Stockholm (HedgeNordic) – Swedish quant firm Lynx Asset Management has announced the hiring of four employees from the now-closed hedge fund firm Informed Portfolio Management (IPM). Lynx Asset Management hired Elisabeth Frayon, IPM’s chief risk officer for almost 13 years, as Head of Independent Risk Control and three investment researchers: Mattias Sundbom as Principal Quantitative Researcher, Tomas Lundström and Daniel Ishak as Senior Quantitative Researchers.

“IPM had a long and impressive history as one of the leading systematic macro managers globally. These hires will enable us to further strengthen our competence when it comes to fundamentally based systematic macro concepts,” comments Martin Källström, partner and senior managing director of Lynx. “We are very excited about what we can achieve going forward.”

“IPM had a long and impressive history as one of the leading systematic macro managers globally. These hires will enable us to further strengthen our competence when it comes to fundamentally based systematic macro concepts.”

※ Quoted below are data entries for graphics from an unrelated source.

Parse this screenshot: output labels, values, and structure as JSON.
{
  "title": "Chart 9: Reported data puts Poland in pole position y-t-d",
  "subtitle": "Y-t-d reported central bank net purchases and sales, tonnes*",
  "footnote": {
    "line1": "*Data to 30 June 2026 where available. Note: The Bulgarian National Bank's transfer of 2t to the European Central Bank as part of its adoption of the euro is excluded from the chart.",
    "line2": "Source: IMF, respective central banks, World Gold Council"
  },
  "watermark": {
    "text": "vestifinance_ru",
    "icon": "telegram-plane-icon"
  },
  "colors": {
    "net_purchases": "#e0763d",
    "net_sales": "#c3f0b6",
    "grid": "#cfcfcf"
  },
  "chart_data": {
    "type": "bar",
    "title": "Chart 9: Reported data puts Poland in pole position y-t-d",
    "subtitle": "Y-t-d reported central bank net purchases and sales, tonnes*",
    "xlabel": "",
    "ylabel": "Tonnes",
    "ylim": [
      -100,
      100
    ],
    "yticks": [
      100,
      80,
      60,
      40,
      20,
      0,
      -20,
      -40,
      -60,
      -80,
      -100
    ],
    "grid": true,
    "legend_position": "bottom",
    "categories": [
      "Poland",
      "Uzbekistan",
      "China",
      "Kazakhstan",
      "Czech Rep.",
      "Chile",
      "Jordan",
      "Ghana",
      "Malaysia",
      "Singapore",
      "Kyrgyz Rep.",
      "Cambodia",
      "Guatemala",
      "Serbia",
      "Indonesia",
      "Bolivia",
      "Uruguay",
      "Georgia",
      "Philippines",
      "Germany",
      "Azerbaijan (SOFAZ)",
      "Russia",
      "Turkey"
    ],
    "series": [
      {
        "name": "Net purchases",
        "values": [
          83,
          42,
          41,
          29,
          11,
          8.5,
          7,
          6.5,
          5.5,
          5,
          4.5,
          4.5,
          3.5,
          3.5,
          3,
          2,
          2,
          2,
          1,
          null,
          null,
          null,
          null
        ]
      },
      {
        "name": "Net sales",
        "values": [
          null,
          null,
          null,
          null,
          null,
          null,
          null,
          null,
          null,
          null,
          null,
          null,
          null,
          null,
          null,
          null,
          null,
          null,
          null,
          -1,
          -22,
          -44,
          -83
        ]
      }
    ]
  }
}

“Our ability to delivering strong risk-adjusted returns with attractive diversification benefits for our investors is strengthened by these hires,” adds Svante Bergström, founding partner and CEO of Lynx. “We are pleased to welcome these talented individuals to our firm and look forward to growing stronger together.”

“We are pleased to welcome these talented individuals to our firm and look forward to growing stronger together.”

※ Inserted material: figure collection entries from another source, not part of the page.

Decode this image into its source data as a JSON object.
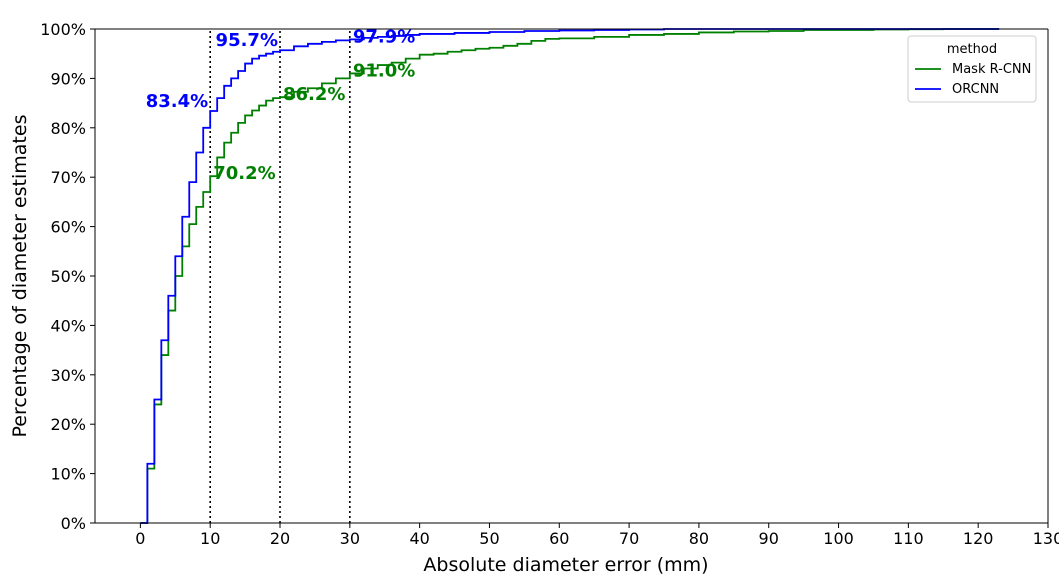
{
  "chart_data": {
    "type": "line",
    "title": "",
    "xlabel": "Absolute diameter error (mm)",
    "ylabel": "Percentage of diameter estimates",
    "xlim": [
      -6.5,
      130
    ],
    "ylim": [
      0,
      100
    ],
    "x_ticks": [
      0,
      10,
      20,
      30,
      40,
      50,
      60,
      70,
      80,
      90,
      100,
      110,
      120,
      130
    ],
    "y_ticks": [
      0,
      10,
      20,
      30,
      40,
      50,
      60,
      70,
      80,
      90,
      100
    ],
    "y_tick_suffix": "%",
    "grid": false,
    "legend": {
      "title": "method",
      "placement": "top-right"
    },
    "series": [
      {
        "name": "Mask R-CNN",
        "color": "#008000",
        "x": [
          0,
          1,
          2,
          3,
          4,
          5,
          6,
          7,
          8,
          9,
          10,
          11,
          12,
          13,
          14,
          15,
          16,
          17,
          18,
          19,
          20,
          22,
          24,
          26,
          28,
          30,
          32,
          34,
          36,
          38,
          40,
          42,
          44,
          46,
          48,
          50,
          52,
          54,
          56,
          58,
          60,
          65,
          70,
          75,
          80,
          85,
          90,
          95,
          100,
          105,
          110,
          115,
          123
        ],
        "y": [
          0,
          11,
          24,
          34,
          43,
          50,
          56,
          60.5,
          64,
          67,
          70.2,
          74,
          77,
          79,
          81,
          82.5,
          83.5,
          84.5,
          85.5,
          86,
          86.2,
          87.3,
          88,
          89,
          90,
          91,
          92,
          92.7,
          93.2,
          94,
          94.8,
          95,
          95.4,
          95.7,
          96,
          96.2,
          96.6,
          97,
          97.6,
          98,
          98.1,
          98.4,
          98.8,
          99,
          99.3,
          99.5,
          99.6,
          99.8,
          99.8,
          99.9,
          99.95,
          100,
          100
        ]
      },
      {
        "name": "ORCNN",
        "color": "#0000ff",
        "x": [
          0,
          1,
          2,
          3,
          4,
          5,
          6,
          7,
          8,
          9,
          10,
          11,
          12,
          13,
          14,
          15,
          16,
          17,
          18,
          19,
          20,
          22,
          24,
          26,
          28,
          30,
          32,
          34,
          36,
          38,
          40,
          45,
          50,
          55,
          60,
          65,
          70,
          75,
          123
        ],
        "y": [
          0,
          12,
          25,
          37,
          46,
          54,
          62,
          69,
          75,
          80,
          83.4,
          86,
          88.5,
          90,
          91.5,
          93,
          94,
          94.6,
          95,
          95.4,
          95.7,
          96.5,
          97,
          97.4,
          97.7,
          97.9,
          98.2,
          98.4,
          98.6,
          98.8,
          99,
          99.2,
          99.4,
          99.6,
          99.7,
          99.8,
          99.9,
          100,
          100
        ]
      }
    ],
    "reference_lines_x": [
      10,
      20,
      30
    ],
    "annotations": [
      {
        "text": "83.4%",
        "x": 10,
        "y": 83.4,
        "color": "#0000ff",
        "anchor": "end"
      },
      {
        "text": "95.7%",
        "x": 20,
        "y": 95.7,
        "color": "#0000ff",
        "anchor": "end"
      },
      {
        "text": "97.9%",
        "x": 30,
        "y": 97.9,
        "color": "#0000ff",
        "anchor": "start"
      },
      {
        "text": "70.2%",
        "x": 10,
        "y": 70.2,
        "color": "#008000",
        "anchor": "start"
      },
      {
        "text": "86.2%",
        "x": 20,
        "y": 86.2,
        "color": "#008000",
        "anchor": "start"
      },
      {
        "text": "91.0%",
        "x": 30,
        "y": 91.0,
        "color": "#008000",
        "anchor": "start"
      }
    ]
  }
}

In late April this year, IPM Informed Portfolio Management (IPM) announced that the firm would terminate investment activities and return capital to investors after its flagship systematic macro strategy struggled to deliver returns in recent years. IPM saw its asset under management drop from over $8 billion to below $1 billion at the beginning of 2021.

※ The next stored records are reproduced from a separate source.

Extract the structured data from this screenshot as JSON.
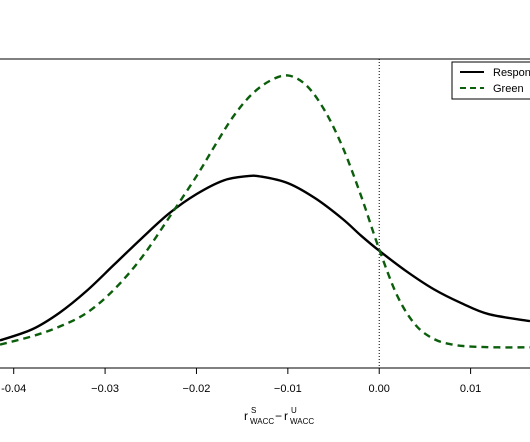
{
  "chart_data": {
    "type": "line",
    "xlabel_parts": {
      "first_base": "r",
      "first_sup": "S",
      "first_sub": "WACC",
      "operator": "−",
      "second_base": "r",
      "second_sup": "U",
      "second_sub": "WACC"
    },
    "xlim": [
      -0.0415,
      0.0165
    ],
    "ylim": [
      0,
      1
    ],
    "x_ticks": [
      -0.04,
      -0.03,
      -0.02,
      -0.01,
      0.0,
      0.01
    ],
    "x_tick_labels": [
      "-0.04",
      "−0.03",
      "−0.02",
      "−0.01",
      "0.00",
      "0.01"
    ],
    "reference_line_x": 0.0,
    "legend": {
      "placement": "top-right",
      "entries": [
        "Respon",
        "Green"
      ]
    },
    "series": [
      {
        "name": "Respon",
        "style": "solid",
        "color": "#000000",
        "x": [
          -0.0415,
          -0.038,
          -0.035,
          -0.032,
          -0.029,
          -0.026,
          -0.023,
          -0.02,
          -0.017,
          -0.0145,
          -0.013,
          -0.01,
          -0.007,
          -0.004,
          -0.002,
          0.0,
          0.003,
          0.006,
          0.009,
          0.012,
          0.0165
        ],
        "y": [
          0.06,
          0.1,
          0.16,
          0.24,
          0.335,
          0.43,
          0.52,
          0.59,
          0.64,
          0.655,
          0.654,
          0.63,
          0.575,
          0.5,
          0.44,
          0.385,
          0.31,
          0.245,
          0.195,
          0.155,
          0.13
        ]
      },
      {
        "name": "Green",
        "style": "dashed",
        "color": "#0b5e0b",
        "x": [
          -0.0415,
          -0.038,
          -0.035,
          -0.032,
          -0.029,
          -0.026,
          -0.023,
          -0.02,
          -0.018,
          -0.016,
          -0.014,
          -0.012,
          -0.01,
          -0.008,
          -0.006,
          -0.004,
          -0.002,
          0.0,
          0.002,
          0.004,
          0.006,
          0.008,
          0.01,
          0.013,
          0.0165
        ],
        "y": [
          0.045,
          0.075,
          0.11,
          0.16,
          0.245,
          0.36,
          0.505,
          0.655,
          0.765,
          0.87,
          0.95,
          1.0,
          1.02,
          0.985,
          0.895,
          0.76,
          0.585,
          0.39,
          0.22,
          0.115,
          0.065,
          0.045,
          0.038,
          0.035,
          0.035
        ]
      }
    ]
  }
}
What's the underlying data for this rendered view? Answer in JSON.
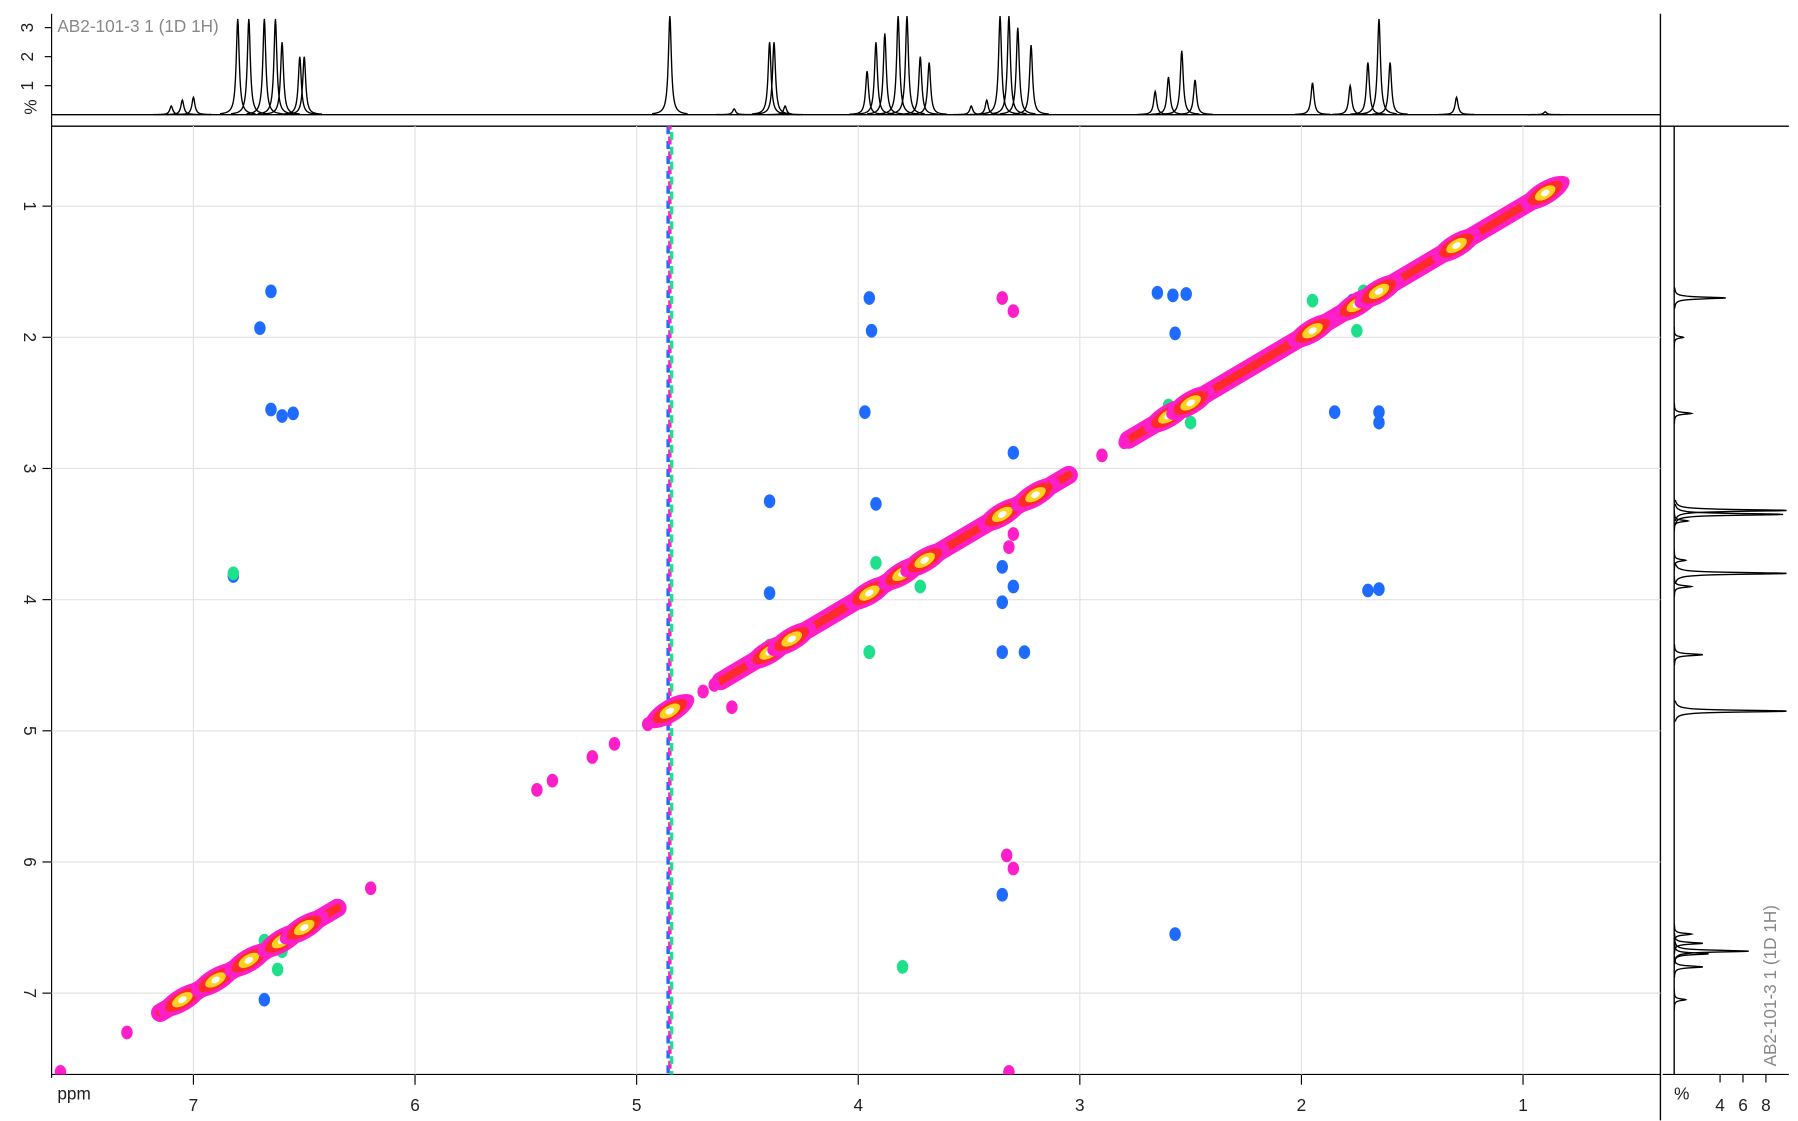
{
  "chart_data": {
    "type": "scatter",
    "title": "AB2-101-3 1 (1D 1H)",
    "x_label": "ppm",
    "xlim": [
      7.64,
      0.38
    ],
    "ylim": [
      0.39,
      7.62
    ],
    "xticks": [
      1,
      2,
      3,
      4,
      5,
      6,
      7
    ],
    "yticks": [
      1,
      2,
      3,
      4,
      5,
      6,
      7
    ],
    "grid": true,
    "series": [
      {
        "color": "#1f6bff",
        "x": [
          6.65,
          6.7,
          6.65,
          6.6,
          6.55,
          6.82,
          6.68,
          3.95,
          3.94,
          3.97,
          2.65,
          2.58,
          2.52,
          2.57,
          1.77,
          1.65,
          1.65,
          1.65,
          1.7,
          1.85,
          4.4,
          4.4,
          3.92,
          3.35,
          3.3,
          3.35,
          3.25,
          3.95,
          3.35,
          2.57,
          3.3,
          3.35
        ],
        "y": [
          1.65,
          1.93,
          2.55,
          2.6,
          2.58,
          3.82,
          7.05,
          1.7,
          1.95,
          2.57,
          1.66,
          1.68,
          1.67,
          1.97,
          1.72,
          2.57,
          2.65,
          3.92,
          3.93,
          2.57,
          3.25,
          3.95,
          3.27,
          3.75,
          3.9,
          4.4,
          4.4,
          4.4,
          6.25,
          6.55,
          2.88,
          4.02
        ]
      },
      {
        "color": "#1fe08a",
        "x": [
          6.68,
          6.62,
          3.92,
          3.72,
          1.95,
          1.75,
          1.72,
          2.6,
          2.5,
          3.95,
          3.8,
          6.82,
          4.4,
          6.6
        ],
        "y": [
          6.6,
          6.82,
          3.72,
          3.9,
          1.72,
          1.95,
          1.65,
          2.52,
          2.65,
          4.4,
          6.8,
          3.8,
          4.35,
          6.68
        ]
      },
      {
        "color": "#ff1fc8",
        "x": [
          3.35,
          3.3,
          4.57,
          3.3,
          3.33,
          3.32,
          3.32,
          3.3,
          7.6,
          7.3,
          6.2,
          5.45,
          5.38,
          5.2,
          5.1,
          4.95,
          4.7,
          4.65,
          2.9,
          2.8
        ],
        "y": [
          1.7,
          1.8,
          4.82,
          6.05,
          5.95,
          7.6,
          3.6,
          3.5,
          7.6,
          7.3,
          6.2,
          5.45,
          5.38,
          5.2,
          5.1,
          4.95,
          4.7,
          4.65,
          2.9,
          2.8
        ]
      }
    ],
    "diagonal": {
      "colors": [
        "#ff1fc8",
        "#ff2a2a",
        "#ffd21f",
        "#ffffff"
      ],
      "x": [
        7.05,
        6.9,
        6.75,
        6.6,
        6.5,
        4.85,
        4.4,
        4.3,
        3.95,
        3.8,
        3.7,
        3.35,
        3.2,
        2.6,
        2.5,
        1.95,
        1.75,
        1.65,
        1.3,
        0.9
      ]
    },
    "diagonal_bands": [
      [
        7.15,
        6.35
      ],
      [
        4.62,
        3.05
      ],
      [
        2.78,
        0.85
      ]
    ],
    "ridge": {
      "x": 4.85,
      "colors": [
        "#1f6bff",
        "#ff1fc8",
        "#1fe08a"
      ]
    },
    "top_trace": {
      "label": "%",
      "ylim": [
        0,
        3.4
      ],
      "yticks": [
        1,
        2,
        3
      ],
      "color": "#000000",
      "x": [
        7.1,
        7.05,
        7.0,
        6.8,
        6.75,
        6.68,
        6.63,
        6.6,
        6.52,
        6.5,
        4.85,
        4.56,
        4.4,
        4.38,
        4.33,
        3.96,
        3.92,
        3.88,
        3.82,
        3.78,
        3.72,
        3.68,
        3.49,
        3.42,
        3.36,
        3.32,
        3.28,
        3.22,
        2.66,
        2.6,
        2.54,
        2.48,
        1.95,
        1.78,
        1.7,
        1.65,
        1.6,
        1.3,
        0.9
      ],
      "values": [
        0.3,
        0.5,
        0.6,
        3.3,
        3.3,
        3.3,
        3.3,
        2.5,
        2.0,
        2.0,
        3.4,
        0.2,
        2.5,
        2.5,
        0.3,
        1.5,
        2.5,
        2.8,
        3.4,
        3.4,
        2.0,
        1.8,
        0.3,
        0.5,
        3.4,
        3.4,
        3.0,
        2.4,
        0.8,
        1.3,
        2.2,
        1.2,
        1.1,
        1.0,
        1.8,
        3.3,
        1.8,
        0.6,
        0.1
      ]
    },
    "side_trace": {
      "label": "%",
      "xlim": [
        0,
        10
      ],
      "xticks": [
        4,
        6,
        8
      ],
      "color": "#000000",
      "y": [
        1.7,
        2.0,
        2.58,
        3.32,
        3.35,
        3.4,
        3.7,
        3.8,
        3.9,
        4.42,
        4.85,
        6.55,
        6.62,
        6.68,
        6.7,
        6.8,
        7.05
      ],
      "values": [
        4.5,
        0.8,
        1.5,
        10,
        9.5,
        1.2,
        1,
        10,
        1.5,
        2.5,
        10,
        1.5,
        2.5,
        6.5,
        3,
        2.5,
        1
      ]
    }
  }
}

Lynx Asset Management manages systematic trend-following fund Lynx, the oldest running hedge fund in Sweden. The asset manager oversees about $6.8 billion in assets under management on behalf of global pension funds and other institutional investors and employs around 80 people. The original Lynx Fund, which uses both trend-following and diversifying models to catch trends in various markets and reduce drawdowns in non-trending environments, has delivered an annualized return of 9.4 percent since its inception in May of 2000. Lynx reached its 20-year anniversary last year.